Il faut donc que nous nous attachions à améliorer le foyer de notre machine. Il faut que nous lui donnions une nouvelle disposition et de meilleurs combustibles. Il faut que sa flamme ait une surface immense comme dans la chaudière tubulaire, et que passant et repassant en mille tours au milieu de la masse à échauffer, elle produise cette force irrésistible qui brise tous les obstacles.

Chauffons donc les cerveaux ; allumons partout de vastes foyers ; jetons-y les combustibles qui s’enflamment le plus facilement, qui produisent le plus de chaleur, afin qu’il n’y ait plus nul être à mourir de froid.
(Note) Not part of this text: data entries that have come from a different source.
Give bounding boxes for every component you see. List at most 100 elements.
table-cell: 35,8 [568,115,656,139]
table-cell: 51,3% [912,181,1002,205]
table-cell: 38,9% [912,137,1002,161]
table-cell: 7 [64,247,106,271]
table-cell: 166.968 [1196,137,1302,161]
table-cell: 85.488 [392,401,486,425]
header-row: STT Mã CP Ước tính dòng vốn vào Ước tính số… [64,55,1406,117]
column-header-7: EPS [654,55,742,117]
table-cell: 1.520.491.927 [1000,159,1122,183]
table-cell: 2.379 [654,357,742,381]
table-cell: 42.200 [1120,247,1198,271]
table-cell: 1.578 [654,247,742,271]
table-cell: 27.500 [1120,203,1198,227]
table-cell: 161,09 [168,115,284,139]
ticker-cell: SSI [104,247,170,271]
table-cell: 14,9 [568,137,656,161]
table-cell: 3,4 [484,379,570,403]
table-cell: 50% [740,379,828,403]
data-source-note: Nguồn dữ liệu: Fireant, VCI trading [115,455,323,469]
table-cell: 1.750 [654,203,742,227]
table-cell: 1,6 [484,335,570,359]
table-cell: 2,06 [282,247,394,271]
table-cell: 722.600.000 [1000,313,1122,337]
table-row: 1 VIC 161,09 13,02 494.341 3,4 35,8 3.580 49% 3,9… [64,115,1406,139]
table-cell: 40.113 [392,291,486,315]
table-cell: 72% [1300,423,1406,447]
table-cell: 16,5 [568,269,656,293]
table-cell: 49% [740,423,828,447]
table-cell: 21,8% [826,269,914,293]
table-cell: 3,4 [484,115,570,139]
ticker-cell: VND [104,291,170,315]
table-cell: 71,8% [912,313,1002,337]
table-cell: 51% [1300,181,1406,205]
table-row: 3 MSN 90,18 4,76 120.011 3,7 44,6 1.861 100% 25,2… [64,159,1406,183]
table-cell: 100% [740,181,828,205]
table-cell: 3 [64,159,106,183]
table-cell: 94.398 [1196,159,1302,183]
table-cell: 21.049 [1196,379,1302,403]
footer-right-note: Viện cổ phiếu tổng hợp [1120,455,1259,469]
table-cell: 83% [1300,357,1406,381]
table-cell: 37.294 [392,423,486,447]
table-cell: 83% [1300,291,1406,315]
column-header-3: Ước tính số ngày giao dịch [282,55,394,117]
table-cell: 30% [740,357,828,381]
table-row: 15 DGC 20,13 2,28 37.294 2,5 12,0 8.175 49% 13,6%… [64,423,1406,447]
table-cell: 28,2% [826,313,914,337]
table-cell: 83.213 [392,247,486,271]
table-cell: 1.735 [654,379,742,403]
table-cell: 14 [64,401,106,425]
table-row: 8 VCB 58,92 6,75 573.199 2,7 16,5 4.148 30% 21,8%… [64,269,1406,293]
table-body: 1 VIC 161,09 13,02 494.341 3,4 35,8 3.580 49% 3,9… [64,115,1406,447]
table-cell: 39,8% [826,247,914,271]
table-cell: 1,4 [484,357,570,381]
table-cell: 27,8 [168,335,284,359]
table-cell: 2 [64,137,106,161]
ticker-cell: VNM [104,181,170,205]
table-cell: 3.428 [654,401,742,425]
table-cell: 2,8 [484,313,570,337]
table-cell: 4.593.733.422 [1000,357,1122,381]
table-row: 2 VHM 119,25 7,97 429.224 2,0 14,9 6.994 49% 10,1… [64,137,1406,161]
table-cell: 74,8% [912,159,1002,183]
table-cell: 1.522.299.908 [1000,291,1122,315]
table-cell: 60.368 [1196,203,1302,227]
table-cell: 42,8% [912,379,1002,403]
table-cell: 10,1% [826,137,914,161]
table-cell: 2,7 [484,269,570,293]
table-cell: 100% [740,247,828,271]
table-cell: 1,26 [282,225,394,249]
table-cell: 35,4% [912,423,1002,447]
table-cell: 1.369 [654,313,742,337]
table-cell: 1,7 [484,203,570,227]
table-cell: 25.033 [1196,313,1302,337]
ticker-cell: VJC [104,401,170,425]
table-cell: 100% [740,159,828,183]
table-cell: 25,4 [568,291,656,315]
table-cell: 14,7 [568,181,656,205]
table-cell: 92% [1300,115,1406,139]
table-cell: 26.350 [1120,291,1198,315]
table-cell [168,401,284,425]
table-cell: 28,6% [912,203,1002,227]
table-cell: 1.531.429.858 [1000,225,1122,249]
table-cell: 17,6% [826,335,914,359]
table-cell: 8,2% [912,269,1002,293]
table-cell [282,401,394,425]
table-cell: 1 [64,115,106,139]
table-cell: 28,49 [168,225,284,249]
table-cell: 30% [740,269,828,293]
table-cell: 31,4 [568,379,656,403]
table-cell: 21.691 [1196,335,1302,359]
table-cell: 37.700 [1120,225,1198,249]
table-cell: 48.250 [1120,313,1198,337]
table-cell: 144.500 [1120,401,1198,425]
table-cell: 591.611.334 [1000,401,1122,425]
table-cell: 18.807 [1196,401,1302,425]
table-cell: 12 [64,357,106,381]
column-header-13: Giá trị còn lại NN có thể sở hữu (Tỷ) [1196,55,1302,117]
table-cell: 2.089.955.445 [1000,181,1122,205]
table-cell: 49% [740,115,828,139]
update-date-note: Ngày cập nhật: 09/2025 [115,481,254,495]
Mais les gouvernements ont peur des incendies et des explosions ; et, au lieu de chercher à faire des foyers qui produisent le plus de chaleur possible, ils s’ingénient à en construire qui ne donnent qu’une toute petite chaleur, juste assez pour ne pas laisser geler ceux qui peuvent s’en approcher…

Ceux qui peuvent s’en approcher, car bien peu sont admis à venir réchauffer à leur flamme leurs pauvres membres grelottants.

Et cependant, si vous leur donniez, à ces pauvres déshérités, la chaleur dont ils ont besoin, quelle force et quelle énergie n’auraient-ils pas ? qui vous dit que le casseur de pierres, que le balayeur des rues, que le manœuvre, ne fût pas devenu un homme de génie, si son cerveau avait reçu le choc qui fait jaillir l’étincelle du silex ? et alors, s’ils sont dix mille dans cette triste position, quel crime de lèse-humanité n’avez-vous pas commis ! J’ai connu un meunier qui a opéré d’immenses travaux de dessèchement, lesquels eussent fait honneur à plus d’un ingénieur, et qui ne savait ni lire ni écrire ; j’ai vu un paysan faire de la trigonométrie, sans le savoir.